Readme
Accelerated Inference for Step-Video-T2V
We are WaveSpeedAI
, providing highly-optimized inference optimization for generative AI models.
We are excited to introduce our new product, a highly-optimized inference endpoint for Step-Video-T2V
model, s new SoTA text-to-video pre-trained model published by StepFun-AI
with 30 billion parameters and the capability to generate videos up to 204 frames.
We utilize cutting-edge inference acceleration techniques to provide very fast inference for this model.

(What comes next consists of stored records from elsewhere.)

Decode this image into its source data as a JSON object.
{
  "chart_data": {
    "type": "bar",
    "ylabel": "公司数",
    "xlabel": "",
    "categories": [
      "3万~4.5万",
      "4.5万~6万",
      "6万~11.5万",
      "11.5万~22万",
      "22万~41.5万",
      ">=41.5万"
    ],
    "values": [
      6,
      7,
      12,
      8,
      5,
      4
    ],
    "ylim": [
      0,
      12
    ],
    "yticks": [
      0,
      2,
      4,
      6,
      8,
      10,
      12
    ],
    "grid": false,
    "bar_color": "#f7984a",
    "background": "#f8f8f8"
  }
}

And we are happy to bring this to you together with Replicate
and DataCrunch
.
Introduction from the original repository
1. Introduction
We present Step-Video-T2V, a state-of-the-art (SoTA) text-to-video pre-trained model with 30 billion parameters and the capability to generate videos up to 204 frames. To enhance both training and inference efficiency, we propose a deep compression VAE for videos, achieving 16x16 spatial and 8x temporal compression ratios. Direct Preference Optimization (DPO) is applied in the final stage to further enhance the visual quality of the generated videos. Step-Video-T2V’s performance is evaluated on a novel video generation benchmark, Step-Video-T2V-Eval, demonstrating its SoTA text-to-video quality compared to both open-source and commercial engines.
2. Model Summary
In Step-Video-T2V, videos are represented by a high-compression Video-VAE, achieving 16x16 spatial and 8x temporal compression ratios. User prompts are encoded using two bilingual pre-trained text encoders to handle both English and Chinese. A DiT with 3D full attention is trained using Flow Matching and is employed to denoise input noise into latent frames, with text embeddings and timesteps serving as conditioning factors. To further enhance the visual quality of the generated videos, a video-based DPO approach is applied, which effectively reduces artifacts and ensures smoother, more realistic video outputs.